Kudos to InnoDB for delivering these features in 5.1 and to Percona and Google for contributing patches.
- support for more background IO threads - InnoDB and XtraDB support a configurable number of background IO threads for prefetch reads and dirty page writes. The my.cnf parameters are innodb_read_io_threads and innodb_write_io_threads. Prefetch read requests are generated during queries and when insert buffer entries must be merged. For InnoDB, IO requests are hashed by extent number (64 16kb pages per extent) to the per thread request queues although when a request queue is full, then a request will use any queue. Each queue can hold 256 pending requests. I assume the code in XtraDB is the same. The Google patch uses one queue for all read or write threads which should provide better throughput when there are hot extents, but also requires many more changes to the current source.
- support for group commit - not only does this fix an old regression, I think that it also fixes bug 46459 which degrades performance when autocommit insert statements are used on tables with an auto increment column.

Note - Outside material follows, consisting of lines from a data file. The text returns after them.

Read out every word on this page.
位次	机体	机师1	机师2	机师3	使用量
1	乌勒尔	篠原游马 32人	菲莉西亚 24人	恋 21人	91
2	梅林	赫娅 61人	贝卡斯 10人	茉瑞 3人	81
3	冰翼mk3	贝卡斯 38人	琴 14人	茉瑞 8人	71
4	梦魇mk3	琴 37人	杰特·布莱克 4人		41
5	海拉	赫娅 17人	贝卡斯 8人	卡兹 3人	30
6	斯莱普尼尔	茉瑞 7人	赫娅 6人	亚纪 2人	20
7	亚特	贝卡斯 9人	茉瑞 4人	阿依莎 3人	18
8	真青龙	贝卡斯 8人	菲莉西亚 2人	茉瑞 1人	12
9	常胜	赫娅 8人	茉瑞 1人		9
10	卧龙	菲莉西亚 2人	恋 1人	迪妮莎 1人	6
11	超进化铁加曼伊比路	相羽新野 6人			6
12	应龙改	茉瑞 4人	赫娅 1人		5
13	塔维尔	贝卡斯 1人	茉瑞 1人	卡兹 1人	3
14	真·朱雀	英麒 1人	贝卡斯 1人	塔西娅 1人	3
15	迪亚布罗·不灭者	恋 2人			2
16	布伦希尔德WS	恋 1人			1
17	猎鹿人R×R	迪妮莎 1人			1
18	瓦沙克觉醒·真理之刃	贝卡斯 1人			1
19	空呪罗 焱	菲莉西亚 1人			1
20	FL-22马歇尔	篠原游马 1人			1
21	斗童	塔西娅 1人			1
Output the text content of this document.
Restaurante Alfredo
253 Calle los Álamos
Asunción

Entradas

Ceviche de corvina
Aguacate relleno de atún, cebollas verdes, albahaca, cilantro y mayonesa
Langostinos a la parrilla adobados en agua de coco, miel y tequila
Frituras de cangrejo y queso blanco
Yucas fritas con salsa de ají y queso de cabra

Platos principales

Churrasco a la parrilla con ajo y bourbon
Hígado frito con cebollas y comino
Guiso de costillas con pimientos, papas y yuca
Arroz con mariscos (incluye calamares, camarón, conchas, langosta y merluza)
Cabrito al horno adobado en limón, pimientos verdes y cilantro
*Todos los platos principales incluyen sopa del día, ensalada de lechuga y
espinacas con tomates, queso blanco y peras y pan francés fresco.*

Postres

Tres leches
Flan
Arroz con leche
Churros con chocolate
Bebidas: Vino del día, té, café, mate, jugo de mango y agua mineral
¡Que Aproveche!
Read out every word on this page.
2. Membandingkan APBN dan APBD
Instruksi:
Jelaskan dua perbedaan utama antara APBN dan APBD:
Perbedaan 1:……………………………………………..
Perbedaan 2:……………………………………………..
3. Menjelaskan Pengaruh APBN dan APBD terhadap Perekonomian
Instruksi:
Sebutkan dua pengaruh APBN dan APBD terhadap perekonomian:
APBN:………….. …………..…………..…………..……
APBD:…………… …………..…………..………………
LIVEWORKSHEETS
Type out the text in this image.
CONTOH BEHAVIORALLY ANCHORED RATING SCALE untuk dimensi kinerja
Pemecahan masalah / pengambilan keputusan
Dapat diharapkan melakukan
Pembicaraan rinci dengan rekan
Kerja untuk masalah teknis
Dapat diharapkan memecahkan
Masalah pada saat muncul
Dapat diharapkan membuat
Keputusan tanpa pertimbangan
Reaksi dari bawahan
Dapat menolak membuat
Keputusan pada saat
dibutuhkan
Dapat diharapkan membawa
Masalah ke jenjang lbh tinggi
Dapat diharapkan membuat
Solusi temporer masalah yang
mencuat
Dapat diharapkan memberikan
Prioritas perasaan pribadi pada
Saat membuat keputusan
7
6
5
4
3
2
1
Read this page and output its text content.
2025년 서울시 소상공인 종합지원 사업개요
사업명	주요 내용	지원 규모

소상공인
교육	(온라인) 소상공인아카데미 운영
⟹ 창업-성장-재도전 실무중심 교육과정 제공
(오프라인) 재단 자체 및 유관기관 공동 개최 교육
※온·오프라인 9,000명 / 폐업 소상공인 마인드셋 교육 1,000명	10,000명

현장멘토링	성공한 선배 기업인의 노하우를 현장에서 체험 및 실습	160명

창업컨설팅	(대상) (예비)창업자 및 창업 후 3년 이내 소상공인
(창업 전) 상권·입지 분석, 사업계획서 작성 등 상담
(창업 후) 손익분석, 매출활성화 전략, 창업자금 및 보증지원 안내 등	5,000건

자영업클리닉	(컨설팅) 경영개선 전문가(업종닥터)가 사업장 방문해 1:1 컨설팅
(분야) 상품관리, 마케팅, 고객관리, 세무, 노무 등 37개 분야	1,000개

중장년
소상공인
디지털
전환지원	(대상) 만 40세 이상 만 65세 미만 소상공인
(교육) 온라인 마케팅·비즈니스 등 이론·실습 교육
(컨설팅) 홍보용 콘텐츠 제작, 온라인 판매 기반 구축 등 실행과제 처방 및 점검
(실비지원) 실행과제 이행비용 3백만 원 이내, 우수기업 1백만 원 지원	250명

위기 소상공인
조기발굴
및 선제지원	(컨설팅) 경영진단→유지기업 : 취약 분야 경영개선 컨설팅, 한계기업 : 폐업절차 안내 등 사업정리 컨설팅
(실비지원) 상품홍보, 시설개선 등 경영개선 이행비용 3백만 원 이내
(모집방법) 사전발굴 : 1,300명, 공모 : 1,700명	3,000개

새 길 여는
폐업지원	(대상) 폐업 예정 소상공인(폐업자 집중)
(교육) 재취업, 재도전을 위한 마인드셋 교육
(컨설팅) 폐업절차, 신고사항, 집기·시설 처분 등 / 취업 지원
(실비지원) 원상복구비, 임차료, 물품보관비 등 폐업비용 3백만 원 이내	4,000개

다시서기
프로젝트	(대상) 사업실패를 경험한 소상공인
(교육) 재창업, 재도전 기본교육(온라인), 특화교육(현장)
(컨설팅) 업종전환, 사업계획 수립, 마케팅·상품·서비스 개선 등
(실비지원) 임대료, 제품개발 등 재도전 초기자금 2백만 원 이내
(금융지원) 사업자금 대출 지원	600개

- adaptive flushing - one of the things that makes InnoDB is the use of adaptive algorithms to keep the server balanced. Many of these are not documented because they work and we don't need to know about them. They may have added a new one with support for adaptive flushing. I hope to see performance results from Percona for this, but I think this is another thing in InnoDB we can soon forget as it will work without problems.
- readahead - prior to 1.0.4, InnoDB could generate read prefetch requests when it detected sequential or random access to most pages in an extent. For 1.0.4, the use of readahead for random access to pages within an extent appears to have been removed. The use of readahead for sequential access to pages within an extent has been changed to use a new my.cnf parameter, innodb_read_ahead_threshold, that sets the number of pages that must be accessed sequentially within an extent before all of the pages in the physically adjacent extent will be prefetched. I am still not fond of this feature because:
- I am not aware of any performance counters that report on the success of readahead (#fetched versus #fetched_and_used). But you can disable readahead now and measure the impact on your application.
- Prefetch requests for the pages in the next extent are generated late. For example, if innodb_read_ahead_threshold=56, then requests are generated when the 56th (out of 64) page in the current extent is used.
- If request merging is done for all of the pages in the next extent, then a 1MB read will be used and none of the pages can be accessed until the read completes.